9 RISING POWER

Fünf Sterne über dem fünften Kontinent

Im Juli 1975 nahmen AC/DC in dem neuen Tonstudio im Stammhaus des Albert-Verlags in der Sydneyer King Street ihre zweite Schallplatte auf. Bon schrieb oft noch seine Texte, während der Rest der Band schon die Rhythmusspuren einspielte, wobei Angus, wie Augenzeugen glaub­haft versichern können, im Raum umhersprang, als spiele er vor Publikum. Meistens wurden ‒ und werden ‒ die Stücke von der Gruppe gemeinsam eingespielt und nur die Gitarrensolos und der Gesang nach­träglich hinzugemischt.

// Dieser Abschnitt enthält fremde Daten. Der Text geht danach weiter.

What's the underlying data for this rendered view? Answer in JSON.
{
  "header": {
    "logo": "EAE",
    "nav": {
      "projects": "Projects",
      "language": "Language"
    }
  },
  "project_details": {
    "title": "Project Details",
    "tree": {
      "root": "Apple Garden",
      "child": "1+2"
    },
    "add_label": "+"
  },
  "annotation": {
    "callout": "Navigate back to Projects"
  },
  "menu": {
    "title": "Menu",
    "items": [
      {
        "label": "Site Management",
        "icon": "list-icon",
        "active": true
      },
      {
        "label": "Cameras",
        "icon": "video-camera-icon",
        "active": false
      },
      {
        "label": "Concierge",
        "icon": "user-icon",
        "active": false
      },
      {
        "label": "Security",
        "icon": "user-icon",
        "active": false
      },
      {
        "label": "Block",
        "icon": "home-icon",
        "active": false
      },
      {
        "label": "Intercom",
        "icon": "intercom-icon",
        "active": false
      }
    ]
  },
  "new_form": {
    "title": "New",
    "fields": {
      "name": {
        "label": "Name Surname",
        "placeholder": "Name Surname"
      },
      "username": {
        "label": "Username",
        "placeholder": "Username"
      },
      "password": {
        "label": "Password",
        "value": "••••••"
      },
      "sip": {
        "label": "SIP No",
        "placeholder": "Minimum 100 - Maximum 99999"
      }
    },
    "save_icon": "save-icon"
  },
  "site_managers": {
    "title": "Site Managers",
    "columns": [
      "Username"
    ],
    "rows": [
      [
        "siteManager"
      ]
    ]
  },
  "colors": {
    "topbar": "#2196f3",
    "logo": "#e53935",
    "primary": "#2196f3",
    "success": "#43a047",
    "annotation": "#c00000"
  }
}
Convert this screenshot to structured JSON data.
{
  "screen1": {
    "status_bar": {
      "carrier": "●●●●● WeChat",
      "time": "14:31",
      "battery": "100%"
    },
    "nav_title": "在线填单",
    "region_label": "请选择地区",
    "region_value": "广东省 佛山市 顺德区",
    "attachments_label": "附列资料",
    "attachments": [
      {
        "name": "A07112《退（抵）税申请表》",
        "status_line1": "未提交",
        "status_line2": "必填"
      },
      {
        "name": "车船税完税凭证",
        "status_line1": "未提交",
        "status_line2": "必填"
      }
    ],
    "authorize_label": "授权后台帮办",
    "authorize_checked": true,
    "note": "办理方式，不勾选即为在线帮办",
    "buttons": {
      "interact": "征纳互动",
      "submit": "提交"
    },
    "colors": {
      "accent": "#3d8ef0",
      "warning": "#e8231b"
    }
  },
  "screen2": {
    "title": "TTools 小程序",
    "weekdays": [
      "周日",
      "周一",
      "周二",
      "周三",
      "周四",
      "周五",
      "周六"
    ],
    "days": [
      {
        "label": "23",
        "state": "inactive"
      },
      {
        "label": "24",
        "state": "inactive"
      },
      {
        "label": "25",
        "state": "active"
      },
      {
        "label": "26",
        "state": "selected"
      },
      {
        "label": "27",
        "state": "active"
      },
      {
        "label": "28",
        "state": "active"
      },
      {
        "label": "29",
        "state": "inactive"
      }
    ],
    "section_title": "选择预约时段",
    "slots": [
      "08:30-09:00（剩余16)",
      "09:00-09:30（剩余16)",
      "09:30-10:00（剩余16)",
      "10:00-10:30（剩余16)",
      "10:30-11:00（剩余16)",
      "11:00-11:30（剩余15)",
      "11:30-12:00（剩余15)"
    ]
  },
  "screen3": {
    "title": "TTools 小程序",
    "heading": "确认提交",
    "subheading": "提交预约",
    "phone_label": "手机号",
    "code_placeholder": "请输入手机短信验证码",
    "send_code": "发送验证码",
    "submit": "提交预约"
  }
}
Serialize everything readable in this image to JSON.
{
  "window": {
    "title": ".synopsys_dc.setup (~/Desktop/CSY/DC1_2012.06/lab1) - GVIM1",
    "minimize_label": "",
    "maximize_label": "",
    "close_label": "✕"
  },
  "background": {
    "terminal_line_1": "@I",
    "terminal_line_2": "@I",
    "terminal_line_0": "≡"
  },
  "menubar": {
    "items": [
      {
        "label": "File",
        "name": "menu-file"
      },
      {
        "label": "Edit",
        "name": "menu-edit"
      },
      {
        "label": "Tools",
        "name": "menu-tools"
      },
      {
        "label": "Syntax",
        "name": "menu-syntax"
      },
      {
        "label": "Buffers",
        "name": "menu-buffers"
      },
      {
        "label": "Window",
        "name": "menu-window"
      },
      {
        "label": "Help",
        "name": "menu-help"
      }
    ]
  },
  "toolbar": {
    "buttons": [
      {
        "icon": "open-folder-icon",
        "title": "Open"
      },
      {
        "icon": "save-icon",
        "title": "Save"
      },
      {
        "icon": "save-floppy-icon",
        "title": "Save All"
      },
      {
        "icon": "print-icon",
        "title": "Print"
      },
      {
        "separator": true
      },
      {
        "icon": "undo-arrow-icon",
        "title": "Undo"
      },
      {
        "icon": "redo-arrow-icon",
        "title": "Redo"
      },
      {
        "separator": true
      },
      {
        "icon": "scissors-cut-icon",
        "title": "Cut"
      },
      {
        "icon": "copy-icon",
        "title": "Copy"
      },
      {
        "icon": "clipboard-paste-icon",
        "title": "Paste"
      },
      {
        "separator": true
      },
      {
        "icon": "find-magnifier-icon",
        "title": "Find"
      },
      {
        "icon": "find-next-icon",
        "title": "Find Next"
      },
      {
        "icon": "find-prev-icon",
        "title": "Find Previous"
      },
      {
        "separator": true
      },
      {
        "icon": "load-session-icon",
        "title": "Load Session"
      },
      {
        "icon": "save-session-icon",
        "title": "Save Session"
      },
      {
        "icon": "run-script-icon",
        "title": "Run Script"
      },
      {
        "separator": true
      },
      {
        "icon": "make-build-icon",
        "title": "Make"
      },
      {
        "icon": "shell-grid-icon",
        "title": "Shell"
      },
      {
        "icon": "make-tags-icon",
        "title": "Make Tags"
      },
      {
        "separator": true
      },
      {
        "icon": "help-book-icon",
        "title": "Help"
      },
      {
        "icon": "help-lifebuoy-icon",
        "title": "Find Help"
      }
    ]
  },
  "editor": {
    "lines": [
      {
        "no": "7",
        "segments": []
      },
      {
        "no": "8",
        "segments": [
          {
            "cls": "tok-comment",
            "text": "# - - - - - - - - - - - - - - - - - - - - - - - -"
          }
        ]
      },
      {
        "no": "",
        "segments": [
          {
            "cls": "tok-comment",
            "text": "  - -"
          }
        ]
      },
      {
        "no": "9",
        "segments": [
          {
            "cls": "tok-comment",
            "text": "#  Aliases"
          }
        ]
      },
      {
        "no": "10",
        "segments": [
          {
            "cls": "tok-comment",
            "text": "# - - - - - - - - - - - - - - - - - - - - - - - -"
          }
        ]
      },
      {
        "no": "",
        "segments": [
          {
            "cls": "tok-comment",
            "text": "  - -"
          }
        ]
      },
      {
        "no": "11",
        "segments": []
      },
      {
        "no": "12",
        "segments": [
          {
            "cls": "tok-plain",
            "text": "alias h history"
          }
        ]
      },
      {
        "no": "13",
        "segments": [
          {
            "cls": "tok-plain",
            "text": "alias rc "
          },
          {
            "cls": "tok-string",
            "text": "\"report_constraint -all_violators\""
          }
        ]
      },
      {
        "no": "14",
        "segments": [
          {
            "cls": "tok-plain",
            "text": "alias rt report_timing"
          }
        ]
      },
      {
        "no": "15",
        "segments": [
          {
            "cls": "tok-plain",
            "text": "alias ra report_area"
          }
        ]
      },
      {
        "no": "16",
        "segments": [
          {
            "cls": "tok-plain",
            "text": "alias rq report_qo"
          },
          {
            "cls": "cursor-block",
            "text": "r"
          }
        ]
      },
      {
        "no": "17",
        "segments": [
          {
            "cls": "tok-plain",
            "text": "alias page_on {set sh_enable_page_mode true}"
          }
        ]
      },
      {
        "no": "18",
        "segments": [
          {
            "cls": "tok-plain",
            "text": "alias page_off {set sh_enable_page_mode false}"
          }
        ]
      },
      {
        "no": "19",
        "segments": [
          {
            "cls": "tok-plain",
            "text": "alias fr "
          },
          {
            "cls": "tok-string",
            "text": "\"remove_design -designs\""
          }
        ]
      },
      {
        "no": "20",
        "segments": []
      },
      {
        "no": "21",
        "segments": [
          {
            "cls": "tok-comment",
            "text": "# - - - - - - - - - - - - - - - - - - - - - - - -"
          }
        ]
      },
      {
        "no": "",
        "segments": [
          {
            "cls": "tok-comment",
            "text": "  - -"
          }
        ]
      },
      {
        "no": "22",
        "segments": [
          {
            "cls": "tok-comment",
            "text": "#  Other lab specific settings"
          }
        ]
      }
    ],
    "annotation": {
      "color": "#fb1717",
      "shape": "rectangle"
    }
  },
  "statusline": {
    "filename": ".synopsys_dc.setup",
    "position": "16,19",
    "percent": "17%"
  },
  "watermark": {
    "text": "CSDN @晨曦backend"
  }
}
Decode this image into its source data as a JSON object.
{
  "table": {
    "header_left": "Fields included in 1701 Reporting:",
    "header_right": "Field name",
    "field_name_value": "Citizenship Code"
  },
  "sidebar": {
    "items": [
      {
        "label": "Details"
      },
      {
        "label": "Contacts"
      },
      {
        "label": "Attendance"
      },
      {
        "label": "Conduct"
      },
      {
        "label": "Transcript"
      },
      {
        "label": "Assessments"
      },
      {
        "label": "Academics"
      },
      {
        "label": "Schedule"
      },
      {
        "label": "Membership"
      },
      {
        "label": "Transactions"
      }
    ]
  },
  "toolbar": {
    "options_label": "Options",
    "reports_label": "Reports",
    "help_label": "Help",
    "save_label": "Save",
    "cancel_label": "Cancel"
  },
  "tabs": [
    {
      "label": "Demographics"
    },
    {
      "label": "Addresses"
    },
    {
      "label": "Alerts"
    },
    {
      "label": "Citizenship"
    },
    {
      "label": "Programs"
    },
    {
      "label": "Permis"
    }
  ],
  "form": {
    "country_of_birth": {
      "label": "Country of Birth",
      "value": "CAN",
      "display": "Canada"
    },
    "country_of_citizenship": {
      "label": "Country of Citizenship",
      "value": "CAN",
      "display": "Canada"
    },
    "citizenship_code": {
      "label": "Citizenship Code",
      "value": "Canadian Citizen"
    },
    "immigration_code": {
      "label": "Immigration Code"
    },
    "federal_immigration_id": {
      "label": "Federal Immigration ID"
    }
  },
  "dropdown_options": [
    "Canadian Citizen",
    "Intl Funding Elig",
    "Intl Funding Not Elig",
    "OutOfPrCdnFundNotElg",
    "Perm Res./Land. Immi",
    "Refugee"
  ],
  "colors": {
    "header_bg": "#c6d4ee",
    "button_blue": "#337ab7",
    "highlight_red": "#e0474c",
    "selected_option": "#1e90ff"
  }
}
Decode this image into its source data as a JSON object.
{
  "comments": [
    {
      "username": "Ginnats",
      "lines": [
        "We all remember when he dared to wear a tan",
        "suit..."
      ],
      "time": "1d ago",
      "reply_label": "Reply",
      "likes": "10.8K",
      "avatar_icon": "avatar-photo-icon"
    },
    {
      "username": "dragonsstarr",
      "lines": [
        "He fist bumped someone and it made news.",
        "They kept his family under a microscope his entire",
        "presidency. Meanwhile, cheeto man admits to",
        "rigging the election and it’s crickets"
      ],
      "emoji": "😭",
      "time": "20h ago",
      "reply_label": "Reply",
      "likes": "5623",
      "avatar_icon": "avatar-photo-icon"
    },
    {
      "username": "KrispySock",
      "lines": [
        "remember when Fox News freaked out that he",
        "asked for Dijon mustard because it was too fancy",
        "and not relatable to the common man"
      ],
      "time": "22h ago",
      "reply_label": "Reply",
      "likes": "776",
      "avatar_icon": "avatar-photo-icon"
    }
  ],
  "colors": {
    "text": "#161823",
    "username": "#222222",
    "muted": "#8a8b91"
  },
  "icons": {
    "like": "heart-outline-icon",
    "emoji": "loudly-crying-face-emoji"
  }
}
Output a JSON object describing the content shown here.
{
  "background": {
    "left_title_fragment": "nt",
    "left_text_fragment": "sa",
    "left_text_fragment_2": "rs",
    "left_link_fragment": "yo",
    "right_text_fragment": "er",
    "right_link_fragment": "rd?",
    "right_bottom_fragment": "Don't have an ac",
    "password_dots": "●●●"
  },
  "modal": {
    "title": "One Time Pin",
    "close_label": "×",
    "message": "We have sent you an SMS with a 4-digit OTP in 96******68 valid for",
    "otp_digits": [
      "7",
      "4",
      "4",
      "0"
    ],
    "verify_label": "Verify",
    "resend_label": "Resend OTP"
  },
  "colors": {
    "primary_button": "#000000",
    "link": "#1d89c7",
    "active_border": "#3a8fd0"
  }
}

T.N.T., so der Name des neuen Werkes, war und ist ein verlässliches Zeugnis dafür, dass die Zeit in Melbourne die Band geformt hatte; es ist runder, schärfer und härter als sein Vorgänger. AC/DC hatten sich nun hörbar für eine Richtung entschieden, während High Voltage, um es positiv auszudrücken, noch recht vielseitig geartet gewesen war. Das Titelstück ist das einzige auf der Platte, das mit seinen Ecken und Kanten und seinem aggressiven Refrain etwas aus dem Rahmen fällt, „(She’s Got) The Jack“, eine ironische Warnung vor bestimmten Geschlechtskrankheiten und dichterische Meisterleistung von Bon, ist vom Blues beeinflusst, der Rest ist durch Rock’n’Roll-Riffs und melo­diöse Gitarrensolos gekennzeichneter, intelligent arrangierter Gerade­ausrock, dem Bons Geschrei mit dem enthusiastischen Tonfall in der Stimme die Krone aufsetzte. Besonders hervorzuheben sind hier nur noch die Dudelsackeinlage von Bon auf „It’s A Long Way To The Top (If You Wanna Rock’n’Roll)“ sowie die Neuaufnahme eines Chuck-Berry-Klassikers, „School Days“, und der ersten AC/DC-Single „Can I Sit Next To You Girl“; dafür wollte Bon jedoch Dave Evans’ Eingeständnis eines Misserfolgs bei einer Dame auf keinen Fall über­nehmen und änderte den Text zu seinen Gunsten ab. Die Platte blieb wegen der anhaltenden Verkäufe des Vorgängers zunächst unveröf­fentlicht.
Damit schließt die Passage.